I am not a politician, I do not understand how Greek politics works… although sometimes I don’t think anyone does either. What I do know is that things move very slowly. The Ministry of Agricultural Development had the opportunity to step up and adopt the project, setting a positive example for others. You see, the restriction of fishing does not mean that all activity must cease. Protecting a marine area still allows for mild activity such as ecotourism. For example, the sea surrounding the Medes Islands in Spain has been protected for 20 years. People from all over the world visit and pay to dive and see the fish. The tourism development of Santorini offers a huge opportunity for financing a protected area.

The European Union has put the problem of marine pollution from plastic much higher up its agenda the past couple of years. Why?

It occurred because, unfortunately, the problem is becoming increasingly visible. Plastics are oil. When we throw plastics into the sea, they disintegrate and enter our food chain, poisoning us. However, it is an issue which requires action across all levels. Consumers must make mindful purchases in order to pressure industries to improve their designs and invest in new, biodegradable materials. Governments must also forbid the use of certain plastics, such as the appalling circulation of single-use plastics.

The industry claims that plastic is a cheap and “clever” material that has improved our quality of life.

In order to produce a plastic straw, we have to extract oil from across the world. It must then be refined, transported to production units and then transported to the consumer… to have for free! This process is only financially viable because of government subsidies to mining companies, which annually exceed $500 billion worldwide. If we paid the true value of that plastic, these products would not be as cheap. However, companies externalize the cost, as they do not calculate the human cost, to our health, and environmental cost of treating waste and recycling. I think a good first step is to determine the true cost of plastic.  

What is your opinion about the planned drilling for hydrocarbon deposits in Greece?

Greece has the largest amount of sunlight and wind in the Mediterranean. As a nation, Greece could not only be energy efficient, but export energy to surrounding areas. Giving the go-ahead to mining operations does not create solutions but an array of new problems. For example, sound pollution from mining causes tremendous harm to marine mammals. Let alone the huge risk for the country’s economy in the eventuality of a pipe leak. The risks from mining far outweigh the profits it would generate.

Have you got any other projects in the pipeline?

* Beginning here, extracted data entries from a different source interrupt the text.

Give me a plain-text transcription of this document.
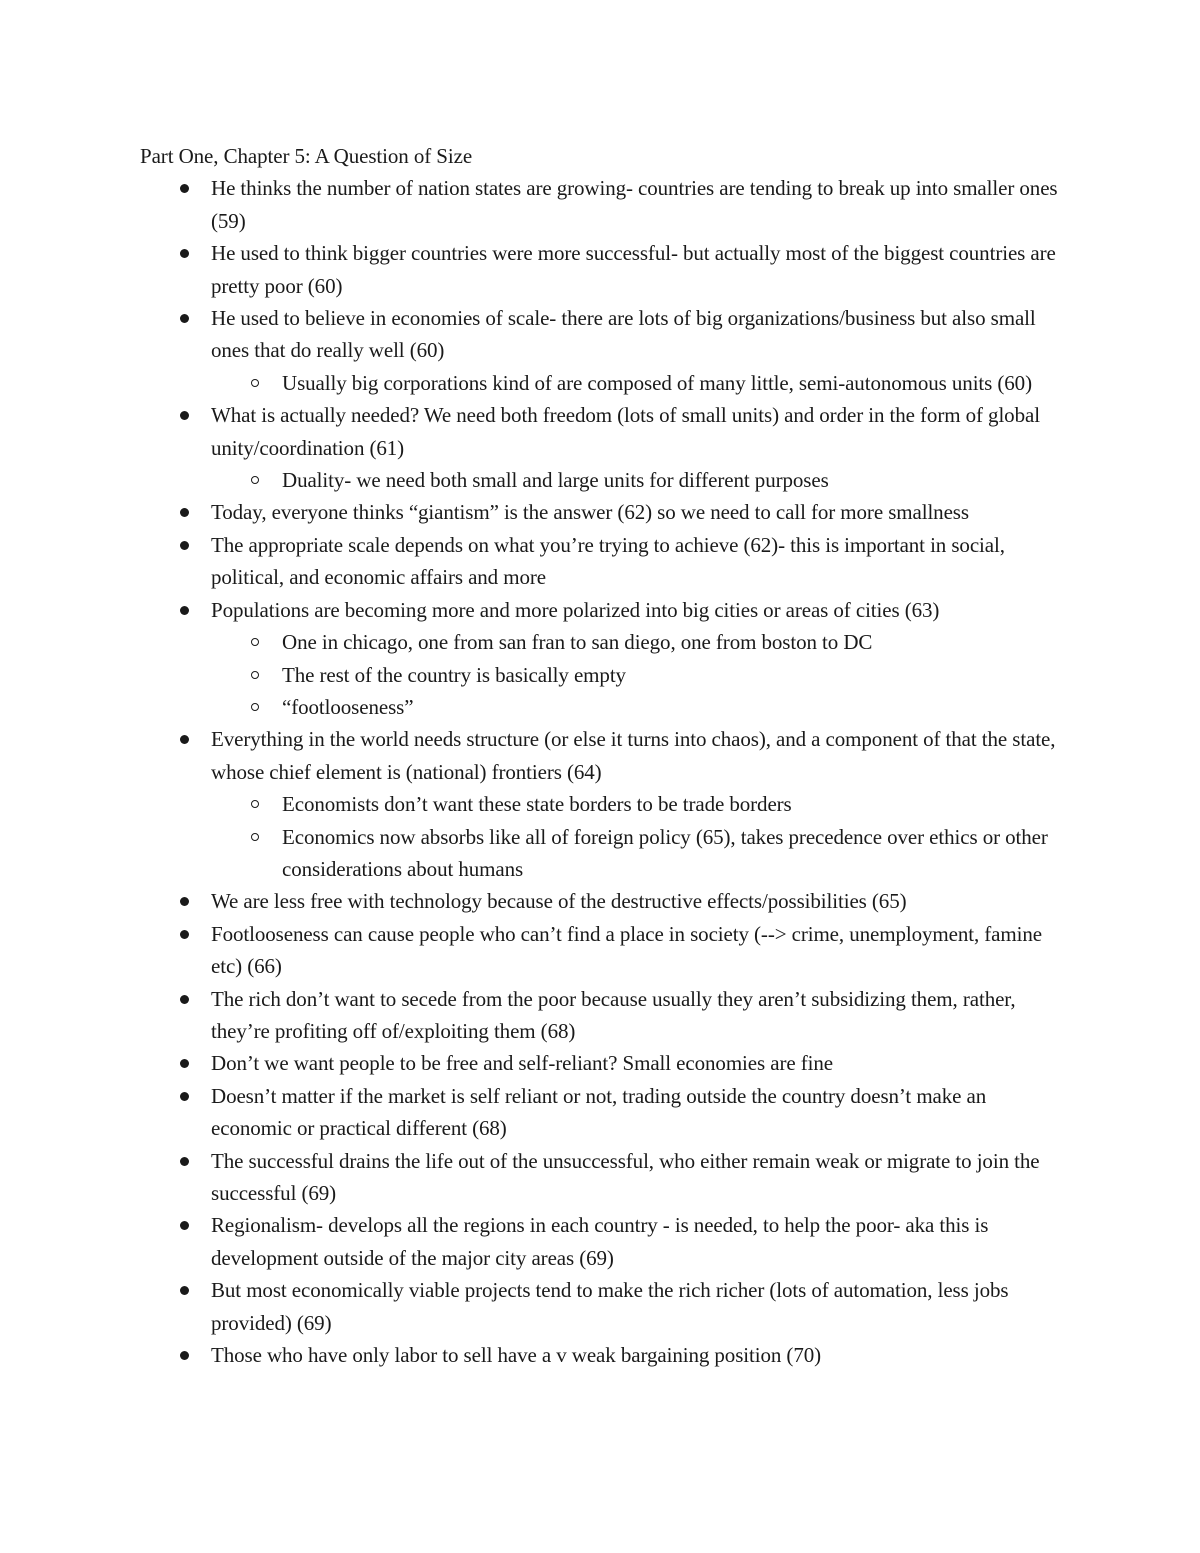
Part One, Chapter 5: A Question of Size
He thinks the number of nation states are growing- countries are tending to break up into smaller ones (59)
He used to think bigger countries were more successful- but actually most of the biggest countries are pretty poor (60)
He used to believe in economies of scale- there are lots of big organizations/business but also small ones that do really well (60)
Usually big corporations kind of are composed of many little, semi-autonomous units (60)
What is actually needed? We need both freedom (lots of small units) and order in the form of global unity/coordination (61)
Duality- we need both small and large units for different purposes
Today, everyone thinks “giantism” is the answer (62) so we need to call for more smallness
The appropriate scale depends on what you’re trying to achieve (62)- this is important in social, political, and economic affairs and more
Populations are becoming more and more polarized into big cities or areas of cities (63)
One in chicago, one from san fran to san diego, one from boston to DC
The rest of the country is basically empty
“footlooseness”
Everything in the world needs structure (or else it turns into chaos), and a component of that the state, whose chief element is (national) frontiers (64)
Economists don’t want these state borders to be trade borders
Economics now absorbs like all of foreign policy (65), takes precedence over ethics or other considerations about humans
We are less free with technology because of the destructive effects/possibilities (65)
Footlooseness can cause people who can’t find a place in society (--> crime, unemployment, famine etc) (66)
The rich don’t want to secede from the poor because usually they aren’t subsidizing them, rather, they’re profiting off of/exploiting them (68)
Don’t we want people to be free and self-reliant? Small economies are fine
Doesn’t matter if the market is self reliant or not, trading outside the country doesn’t make an economic or practical different (68)
The successful drains the life out of the unsuccessful, who either remain weak or migrate to join the successful (69)
Regionalism- develops all the regions in each country - is needed, to help the poor- aka this is development outside of the major city areas (69)
But most economically viable projects tend to make the rich richer (lots of automation, less jobs provided) (69)
Those who have only labor to sell have a v weak bargaining position (70)
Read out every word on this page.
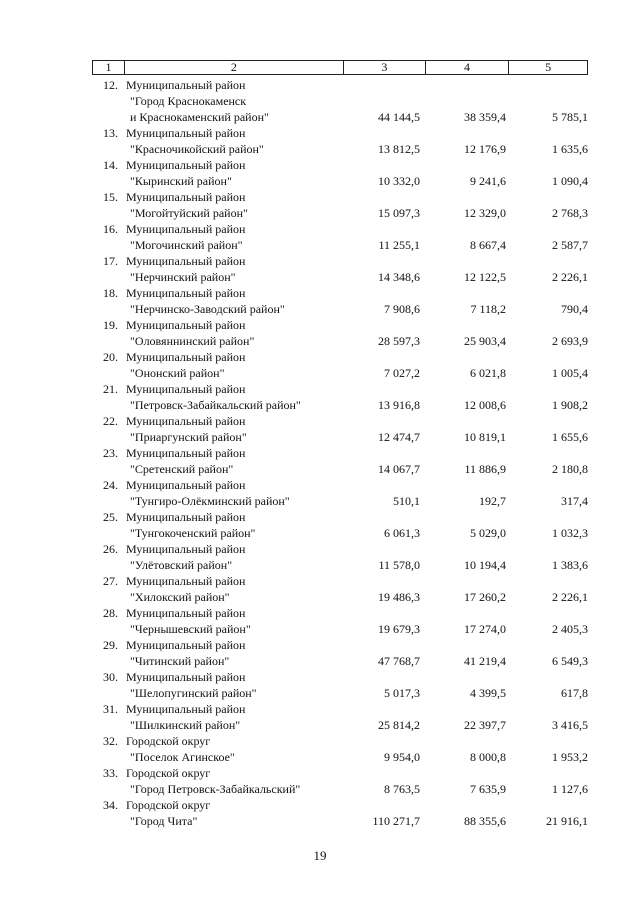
1	2	3	4	5
12. Муниципальный район
"Город Краснокаменск
и Краснокаменский район"	44 144,5	38 359,4	5 785,1
13. Муниципальный район
"Красночикойский район"	13 812,5	12 176,9	1 635,6
14. Муниципальный район
"Кыринский район"	10 332,0	9 241,6	1 090,4
15. Муниципальный район
"Могойтуйский район"	15 097,3	12 329,0	2 768,3
16. Муниципальный район
"Могочинский район"	11 255,1	8 667,4	2 587,7
17. Муниципальный район
"Нерчинский район"	14 348,6	12 122,5	2 226,1
18. Муниципальный район
"Нерчинско-Заводский район"	7 908,6	7 118,2	790,4
19. Муниципальный район
"Оловяннинский район"	28 597,3	25 903,4	2 693,9
20. Муниципальный район
"Ононский район"	7 027,2	6 021,8	1 005,4
21. Муниципальный район
"Петровск-Забайкальский район"	13 916,8	12 008,6	1 908,2
22. Муниципальный район
"Приаргунский район"	12 474,7	10 819,1	1 655,6
23. Муниципальный район
"Сретенский район"	14 067,7	11 886,9	2 180,8
24. Муниципальный район
"Тунгиро-Олёкминский район"	510,1	192,7	317,4
25. Муниципальный район
"Тунгокоченский район"	6 061,3	5 029,0	1 032,3
26. Муниципальный район
"Улётовский район"	11 578,0	10 194,4	1 383,6
27. Муниципальный район
"Хилокский район"	19 486,3	17 260,2	2 226,1
28. Муниципальный район
"Чернышевский район"	19 679,3	17 274,0	2 405,3
29. Муниципальный район
"Читинский район"	47 768,7	41 219,4	6 549,3
30. Муниципальный район
"Шелопугинский район"	5 017,3	4 399,5	617,8
31. Муниципальный район
"Шилкинский район"	25 814,2	22 397,7	3 416,5
32. Городской округ
"Поселок Агинское"	9 954,0	8 000,8	1 953,2
33. Городской округ
"Город Петровск-Забайкальский"	8 763,5	7 635,9	1 127,6
34. Городской округ
"Город Чита"	110 271,7	88 355,6	21 916,1
19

I am working on a project promoting the transition to a more sustainable model of development by harnessing the strength of the economy. As part of this objective, I am forming a private investment company which supports innovation, such as companies that are making substitutes to plastic, biodegradable materials. I am also working on a project in Santorini named Hermes, in which we are developing a new device that measures sea temperatures. We want to make this device accessible to members of the Cousteau Divers Society, so that individuals from all over the world can collect data every time they dive and share it on an open database. The temperature of the ocean, which we know very little about, is a critical parameter to marine natural processes.